Start the Anjuna Nitro Network proxy

Run the following command:

/opt/anjuna/nitro/bin/anjuna-nitro-userspace-netd-parent --expose 80 --daemonize

This command is responsible for moving the network packets between the enclave and the parent instance, and must be running for the enclave to communicate with the outside world.

This command needs to be executed only once, unless the system is rebooted, or there is a need to expose a different set of ports, and in the latter case, you need to kill the current running process and run it again with the new set of ports.

Start the Nitro Enclave

$ anjuna-nitro-cli run-enclave --cpu-count 2 --memory 1024 --eif-path nginx.eif --debug-mode

Verify that Nginx is running

$ curl localhost:80

You should see the following output:

<!DOCTYPE html>
<html>
<head>
<title>Welcome to nginx!</title>
<style>
    body {
        width: 35em;
        margin: 0 auto;
        font-family: Tahoma, Verdana, Arial, sans-serif;
    }
</style>
</head>
<body>
<h1>Welcome to nginx!</h1>
<p>If you see this page, the nginx web server is successfully installed and
working.
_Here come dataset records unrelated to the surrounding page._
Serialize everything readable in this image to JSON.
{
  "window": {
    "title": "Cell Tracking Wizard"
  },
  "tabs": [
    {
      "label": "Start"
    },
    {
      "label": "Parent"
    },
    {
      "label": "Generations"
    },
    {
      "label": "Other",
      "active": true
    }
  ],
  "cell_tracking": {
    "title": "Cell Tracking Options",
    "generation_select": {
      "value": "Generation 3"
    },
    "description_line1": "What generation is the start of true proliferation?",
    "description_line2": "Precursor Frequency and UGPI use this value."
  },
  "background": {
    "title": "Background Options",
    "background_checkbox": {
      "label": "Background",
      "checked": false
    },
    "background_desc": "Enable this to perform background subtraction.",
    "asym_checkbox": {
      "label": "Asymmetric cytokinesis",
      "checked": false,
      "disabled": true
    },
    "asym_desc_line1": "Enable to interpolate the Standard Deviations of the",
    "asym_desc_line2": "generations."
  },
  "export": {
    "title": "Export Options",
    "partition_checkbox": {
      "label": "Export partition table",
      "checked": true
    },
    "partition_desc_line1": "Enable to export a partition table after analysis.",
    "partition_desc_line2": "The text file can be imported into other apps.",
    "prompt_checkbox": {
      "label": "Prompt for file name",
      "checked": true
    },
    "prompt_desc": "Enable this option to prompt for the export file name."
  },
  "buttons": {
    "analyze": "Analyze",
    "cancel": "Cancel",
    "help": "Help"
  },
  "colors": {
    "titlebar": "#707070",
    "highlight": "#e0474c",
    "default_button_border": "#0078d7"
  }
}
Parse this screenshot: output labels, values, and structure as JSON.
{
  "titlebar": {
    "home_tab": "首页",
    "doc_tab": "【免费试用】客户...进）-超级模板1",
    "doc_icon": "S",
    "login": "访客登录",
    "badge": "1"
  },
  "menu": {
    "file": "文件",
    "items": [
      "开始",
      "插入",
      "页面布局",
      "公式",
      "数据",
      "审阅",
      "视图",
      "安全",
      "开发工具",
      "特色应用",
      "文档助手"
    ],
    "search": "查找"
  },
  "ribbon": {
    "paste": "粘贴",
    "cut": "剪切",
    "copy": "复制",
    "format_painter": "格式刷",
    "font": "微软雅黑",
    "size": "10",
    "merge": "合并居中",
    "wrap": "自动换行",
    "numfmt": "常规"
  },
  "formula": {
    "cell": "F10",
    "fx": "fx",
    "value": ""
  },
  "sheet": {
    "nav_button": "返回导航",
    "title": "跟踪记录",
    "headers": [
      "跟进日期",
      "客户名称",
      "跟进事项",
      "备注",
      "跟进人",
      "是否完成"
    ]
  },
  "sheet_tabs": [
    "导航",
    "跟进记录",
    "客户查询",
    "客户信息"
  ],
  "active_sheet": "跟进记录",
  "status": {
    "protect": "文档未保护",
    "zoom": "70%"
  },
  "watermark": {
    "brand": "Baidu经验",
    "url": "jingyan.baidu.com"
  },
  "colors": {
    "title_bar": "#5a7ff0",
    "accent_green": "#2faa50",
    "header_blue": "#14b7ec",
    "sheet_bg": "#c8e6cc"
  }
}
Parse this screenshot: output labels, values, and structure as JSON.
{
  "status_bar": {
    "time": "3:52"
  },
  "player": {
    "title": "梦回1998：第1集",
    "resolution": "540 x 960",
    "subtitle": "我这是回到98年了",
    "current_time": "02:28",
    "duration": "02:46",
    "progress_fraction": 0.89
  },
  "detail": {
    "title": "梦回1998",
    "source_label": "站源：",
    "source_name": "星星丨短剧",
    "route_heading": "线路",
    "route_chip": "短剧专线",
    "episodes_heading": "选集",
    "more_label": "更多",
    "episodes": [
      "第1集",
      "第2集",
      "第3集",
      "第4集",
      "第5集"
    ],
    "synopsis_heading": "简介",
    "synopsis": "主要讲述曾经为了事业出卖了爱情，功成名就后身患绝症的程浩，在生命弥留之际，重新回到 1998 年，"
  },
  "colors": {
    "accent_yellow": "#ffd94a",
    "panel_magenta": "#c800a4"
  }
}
Further configuration is required.</p>

<p>For online documentation and support please refer to
<a href="http://nginx.org/">nginx.org</a>.<br/>
Commercial support is available at
<a href="http://nginx.com/">nginx.com</a>.</p>

<p><em>Thank you for using nginx.</em></p>
</body>
</html>

Congratulations! Nginx is running and is accessible from outside the Nitro Enclave.

Exposing the Nitro Enclave to external hosts

In the previous section, you started a Nitro Enclave running Nginx and connected to it from the parent instance, using the IP address localhost.

In a typical scenario, Nginx should be reachable from other hosts:

  • If the Nitro EC2 instance is on a AWS VPC, other hosts on this VPC might try to connect to Nginx.

  • This Nitro EC2 instance might be reachable from the internet (your web browser for example).

This is only an example for going through this tutorial. In most cases, you should never expose the port 80 to serve HTTP content, and you should use TLS on port 443. In that case, the command would become:

$ /opt/anjuna/nitro/bin/anjuna-nitro-userspace-netd-parent --expose 443 --daemonize

If your application exposes multiple ports (for example port 80 and port 8080), you can use the --expose parameter multiple times.

After you exposed port 80, you can terminate and restart the Nitro Enclave running Nginx, and it will become reachable through the host’s external IP address.

$ anjuna-nitro-cli terminate-enclave --all
$ anjuna-nitro-cli run-enclave --cpu-count 2 --memory 1024 --eif-path nginx.eif --debug-mode

Run the following command on another host (replace <nitro-instance-ip> with the actual IP address of your Nitro instance):

$ curl <nitro-instance-ip>:80
You might need to update the security rules (inbound rules) to allow such traffic to be accepted by the Nitro host.